Читать «Слуги Темного Властелина» онлайн - страница 354
Р. Скотт Бэккер
Поставив наконец нужный вопрос, он испытал облегчение, но тут же исподволь подкрался другой, ответ на который был слишком мучителен, чтобы его отрицать. Эта мысль была, точно ледяной кинжал.
«Они убили Гешрунни сразу после того, как я уехал из Каритусаля».
Он подумал о человеке на Кампозейской агоре, который, как ему показалось, следил за ним. Том, который как будто сменил лицо.
«Значит ли это, что они преследуют меня?»
Быть может, это он и навел их на Инрау?!
Ахкеймион замер и затаил дыхание в рассеянном свете свечи. Пергамент покалывал онемевшую левую руку.
Быть может, он навел их еще и на…
Он поднес пальцы ко рту, медленно провел ими вдоль нижней губы…
«Эсми…» – прошептал он.
Связанные вместе прогулочные галеры лениво покачивались на волнах Менеанора за пределами укрепленной гавани Момемна. Это была многовековая традиция – выходить в море на галерах, чтобы отметить праздник Куссапокари, день летнего солнцестояния. Большинство собравшихся на галерах принадлежали к высшим кастам кжинеты из домов Объединения либо жрецы-нахаты. Люди из дома Гаунов, дома Дасков, дома Лигессеров и многих других оценивали друг друга и кроили свои разговоры в согласии с туманными сетями преданности и вражды, соединявшими между собой все знатные дома. Даже внутри каст существовали тысячи тончайших различий, зависящих от ранга и репутации. Официальные критерии подобных различий были более или менее очевидны: близость к императору, которая легко определялась иерархией чинов внутри многочисленных министерств, или, на противоположном полюсе, близость к дому Биакси, традиционным соперникам дома Икуреев.

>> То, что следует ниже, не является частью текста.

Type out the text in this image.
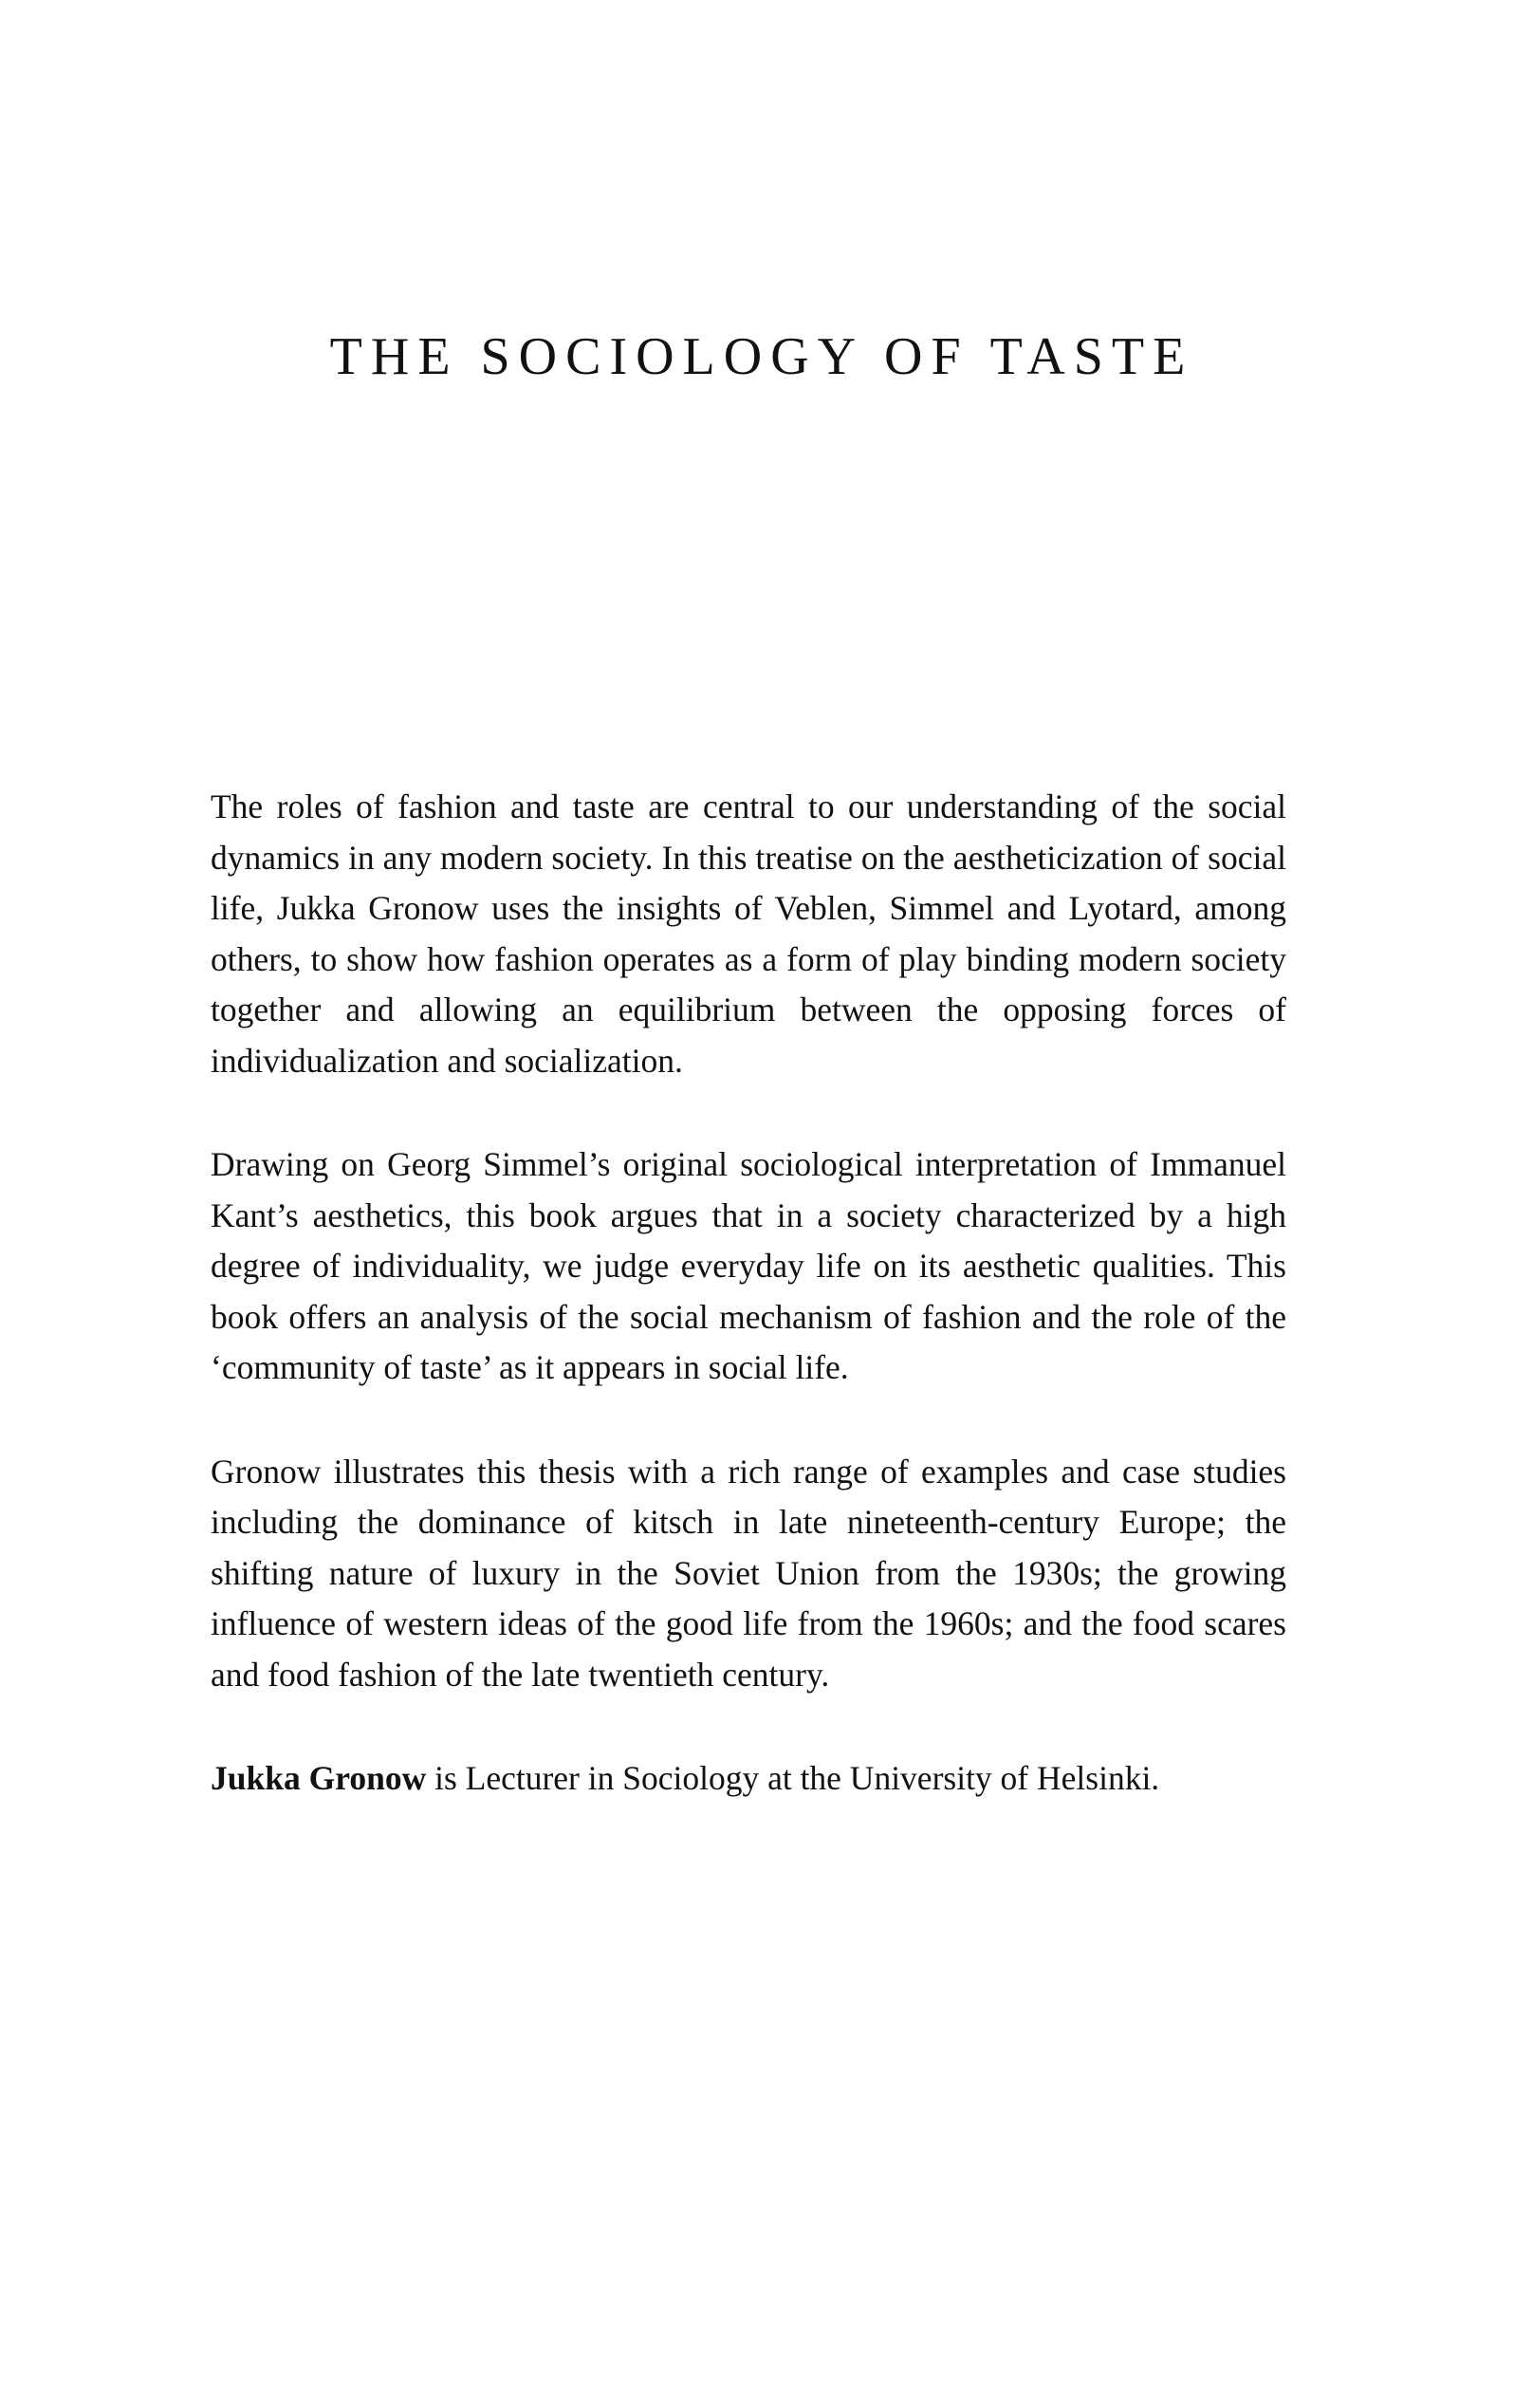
THE SOCIOLOGY OF TASTE

The roles of fashion and taste are central to our understanding of the social dynamics in any modern society. In this treatise on the aestheticization of social life, Jukka Gronow uses the insights of Veblen, Simmel and Lyotard, among others, to show how fashion operates as a form of play binding modern society together and allowing an equilibrium between the opposing forces of individualization and socialization.

Drawing on Georg Simmel’s original sociological interpretation of Immanuel Kant’s aesthetics, this book argues that in a society characterized by a high degree of individuality, we judge everyday life on its aesthetic qualities. This book offers an analysis of the social mechanism of fashion and the role of the ‘community of taste’ as it appears in social life.

Gronow illustrates this thesis with a rich range of examples and case studies including the dominance of kitsch in late nineteenth-century Europe; the shifting nature of luxury in the Soviet Union from the 1930s; the growing influence of western ideas of the good life from the 1960s; and the food scares and food fashion of the late twentieth century.

Jukka Gronow is Lecturer in Sociology at the University of Helsinki.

Однако сами дома имели долгую и запутанную историю, и ранг каждого отдельного человека был неразрывно связан с этой историей. Так что наложницам и детям говорили: «С этим человеком, Тримом Хархарием, держись почтительнее, дитя мое. Его предки были когда-то императорами», несмотря на это дом Тримов давно уже впал в немилость у правящего императора, а Биакси и подавно презирали его с незапамятных времен. Если добавить сюда критерии богатства, учености и ума, станет ясно, отчего правила джнана, определяющие все взаимодействия между ними, оставались абсолютно непонятны человеку извне, а для человека изнутри были сплошной головоломкой, зловонным болотом, где тупые и бестолковые тонули почти мгновенно.

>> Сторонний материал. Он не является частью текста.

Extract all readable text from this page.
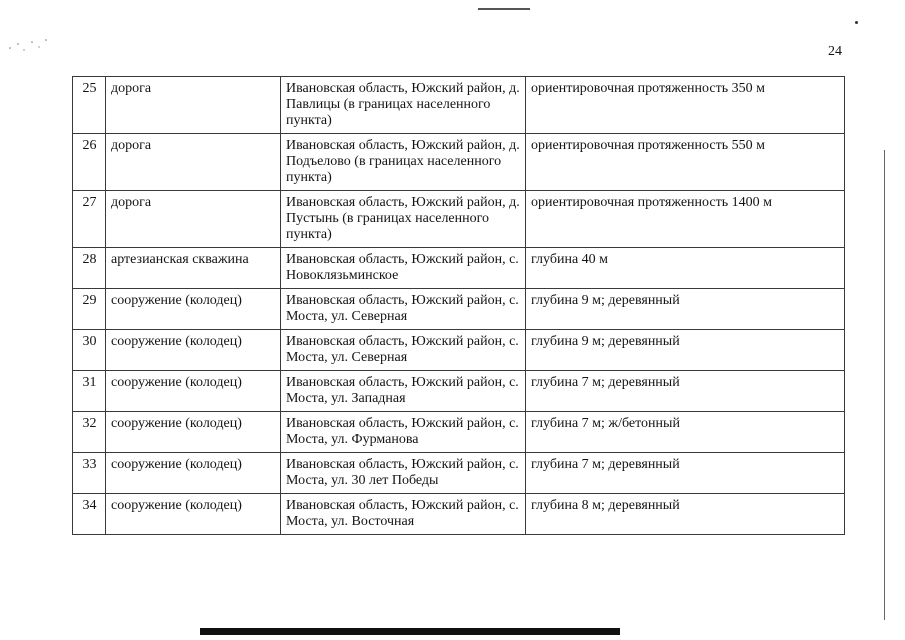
24
25	дорога	Ивановская область, Южский район, д. Павлицы (в границах населенного пункта)	ориентировочная протяженность 350 м
26	дорога	Ивановская область, Южский район, д. Подъелово (в границах населенного пункта)	ориентировочная протяженность 550 м
27	дорога	Ивановская область, Южский район, д. Пустынь (в границах населенного пункта)	ориентировочная протяженность 1400 м
28	артезианская скважина	Ивановская область, Южский район, с. Новоклязьминское	глубина 40 м
29	сооружение (колодец)	Ивановская область, Южский район, с. Моста, ул. Северная	глубина 9 м; деревянный
30	сооружение (колодец)	Ивановская область, Южский район, с. Моста, ул. Северная	глубина 9 м; деревянный
31	сооружение (колодец)	Ивановская область, Южский район, с. Моста, ул. Западная	глубина 7 м; деревянный
32	сооружение (колодец)	Ивановская область, Южский район, с. Моста, ул. Фурманова	глубина 7 м; ж/бетонный
33	сооружение (колодец)	Ивановская область, Южский район, с. Моста, ул. 30 лет Победы	глубина 7 м; деревянный
34	сооружение (колодец)	Ивановская область, Южский район, с. Моста, ул. Восточная	глубина 8 м; деревянный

Однако все это месиво скрытых забот и мгновенных расчетов совершенно их не тяготило. Это был просто образ жизни, такой же естественный, как круговорот созвездий над головой. Зыбкие требования жизни оставались не менее обязательными оттого, что были зыбки. Так что пирующие смеялись и болтали с виду абсолютно беспечно, облокачиваясь на полированные поручни, нежась на ласковом предвечернем солнышке и дрожа, когда оказывались в тени. Звенели кубки. Вино лилось рекой и расплескивалось, отчего липкие пальцы в кольцах делались еще более липкими. Первый глоток выплевывали в море, как дар Мому, богу, предоставляющему место для празднества. Беседы бурлили шутками и серьезностью, точно бесконечная череда голосов, каждый из которых требовал внимания, пользовался возможностью произвести впечатление, позабавить, сообщить что-то. Наложницы, облаченные в свои шелковые кулаты, чурались грубых и скучных мужских бесед, как то и подобает нежным девам, и вели между собой иные разговоры, на темы, которые им никогда не наскучивали: моды, ревнивые жены, своевольные рабы и рабыни… Мужчины же, старательно выставлявшие на солнце свои пышные айнонские рукава, толковали о вещах серьезных, и с насмешкой и презрением взирали на все, что не имело отношения к войне, ценам и политике. К тем немногим, кто рисковал нарушить джнан, относились снисходительно либо одобрительно, в зависимости от того, кто именно его нарушал. Умение вовремя и в меру преступить джнан – это тоже часть джнана. Услышавшие же о таком женщины старательно ахали и ужасались, отчего мужчины разражались хохотом.